(detail)
1900
Mark Cousins
1.1.1
I know what could be said about this image – there are movie stars in it, for example, so you could start with that – but I don’t know what I will say.
My eyes fall upon an image, or it ‘floats us smoothly down a stream; resting’ as Virginia Woolf wrote, then moves on.
Can we agree that it’s not easy to move on from this? It stops us in our tracks, our scouring of the visual world for newness. So many images are worn out. If this had been a man in the middle and two women on either side, it would be worn out, but instead it has that thing that the great writer Viktor Shklovsky called ostranenie. He meant resuscitation, awakening from custom or somnambulance; an image or phrase that is new, previously unforeseen.
As I don’t know what I will say about this image from Bernardo Bertolucci’s film 1900, shot by Vittorio Storaro, I will type up a list of things in my head as I look at it. I might then re-order them into an argument about what the image means, but probably not because that sounds journalistic or more confident about why I am writing this than I am.
(Paramount Pictures, 1976).
- This is one of 457,000 frames in the film. The tiniest of details.
- And yet each single frame of a movie gets its moment on the big screen alone, so for a fragment of a second, this is the whole movie.
- I can’t stop thinking of power as I look. Actor Stefania Casini is thrusting, forward. The men are supine, hands behind their heads, submissive.
- Robert De Niro plays a scion to the manor born, in 1901, in northern Italy. Gérard Depardieu is a peasant, socialist. They are friends but politically divided.
- Mussolini’s fascism – the power grab, the wound which has yet to heal in Italy – is yet to happen.
- So instead of fascism here, we see something closer to Freud.
- Neither actor is fully aroused in this scene, so Casini puts De Niro’s hand on Depardieu’s penis, saying ‘your friend… maybe you can do something better?’
- Casini studied architecture, became a documentary filmmaker – themes of feminism, childhood, Islam, etc. and a good movie about Albania – and worked with Andy Warhol and Peter Greenaway.
- Her character is about to have an epileptic seizure here. Is it implied that being with these two guys triggers it?
- Casini loved Bertolucci. He made her feel safe, she trusted him when ‘doors were open’.
- He treated Maria Schneider really badly in Last Tango in Paris. Schneider was vulnerable before she shot that film (early substance abuse, moving between parent figures, etc.). Bertolucci and Marlon Brando, who played the lead in Last Tango, must have known this, so had an extra duty of care.

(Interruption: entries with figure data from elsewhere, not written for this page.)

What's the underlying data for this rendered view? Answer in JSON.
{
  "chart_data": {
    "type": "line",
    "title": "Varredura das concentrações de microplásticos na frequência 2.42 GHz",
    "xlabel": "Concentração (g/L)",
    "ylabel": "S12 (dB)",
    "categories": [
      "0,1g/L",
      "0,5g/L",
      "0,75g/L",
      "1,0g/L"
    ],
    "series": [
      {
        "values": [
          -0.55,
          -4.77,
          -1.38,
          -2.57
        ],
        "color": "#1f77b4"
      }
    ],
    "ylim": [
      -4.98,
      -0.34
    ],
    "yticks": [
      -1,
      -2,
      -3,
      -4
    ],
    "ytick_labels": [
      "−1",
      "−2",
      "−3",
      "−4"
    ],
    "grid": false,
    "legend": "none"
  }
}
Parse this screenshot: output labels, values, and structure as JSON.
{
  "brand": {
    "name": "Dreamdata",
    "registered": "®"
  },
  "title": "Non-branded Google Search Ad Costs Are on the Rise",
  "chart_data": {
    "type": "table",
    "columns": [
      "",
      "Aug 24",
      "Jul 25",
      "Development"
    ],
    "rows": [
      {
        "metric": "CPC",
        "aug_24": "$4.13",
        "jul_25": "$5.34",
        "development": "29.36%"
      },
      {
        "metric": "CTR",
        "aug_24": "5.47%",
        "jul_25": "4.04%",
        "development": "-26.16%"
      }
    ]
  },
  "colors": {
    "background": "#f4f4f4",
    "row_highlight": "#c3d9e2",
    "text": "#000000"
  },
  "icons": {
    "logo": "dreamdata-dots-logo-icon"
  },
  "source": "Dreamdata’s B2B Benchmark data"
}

- They were like De Niro and Depardieu here, in some kind of triptych. They wanted the woman in the situation, but maybe also didn’t.
- I was friends with Bertolucci. I asked him why there are so many penises in his films – 1900, The Dreamers, The Sheltering Sky, etc. He said, ‘Because I’m a feminist.’ Women have been required to be naked in cinema for decades, so why not men?
- Schneider’s treatment was not feminist.
- Casini said of De Niro: ‘He was a curious kid who couldn’t resist opening a secret door.’
- What does that mean?
- There’s certainly a non-mainstream sexuality in this frame isn’t there? It’s not male-gazey.
- If you think it is male-gazey, why?
- I stopped using the phrase male gaze many years ago. The ‘androgynous gaze’ opens things up rather than close them down. The male gaze assumes heterosexuality and mechanistic looking.
- So why did I just use it?
- Maybe because I’m thinking back to Bertolucci’s 1960s radicalism, and so I’m using older language?
- It’s since been revealed that Depardieu is a bit of a cunt.
- This image is about the temporary suspension of rules. It’s like that World War I story of Christmas Eve. British and German adversaries played football.
- Posh Bernardo imagines future antagonists – aristocrat and peasant – united in eros.
- Which perhaps means that Casini’s character is central. She is reality in this image.
- There’s the famous moment in Ernst Lubitsch's great film Ninotchka. Greta Garbo plays a stern Soviet communist who finds herself falling in love with the (capitalist) glamour of Paris, the city of lights.
- She drinks champagne and speaks passionately of the Soviet revolution, but says ‘not yet’. She wants a pause before the barricades.
- This image is a pause before the barricades.
What are your barricades? What were Casini’s? It sounds as if she’s had a good life. She was in Dario Argento’s Suspiria, which is another spotlight.
I’m so glad that she felt safe in the middle of this image, co-creating this image. There wouldn’t have been many other women in the room.
The complexity of what we see. Would other American male movie star have done this scene this way? In the year of the film’s release – 1976 – Star Wars was being filmed and Punk happened. And Shere Hite published The Hite Report on Female Sexuality.
Also in 1976, turtle-necked Michel Foucault brought out The History of Sexuality. His phrase about power coming from the bottom up still sounds wrong, except it’s not.
This image might tell us why.
What do you think?
Mark Cousins is a film director and writer.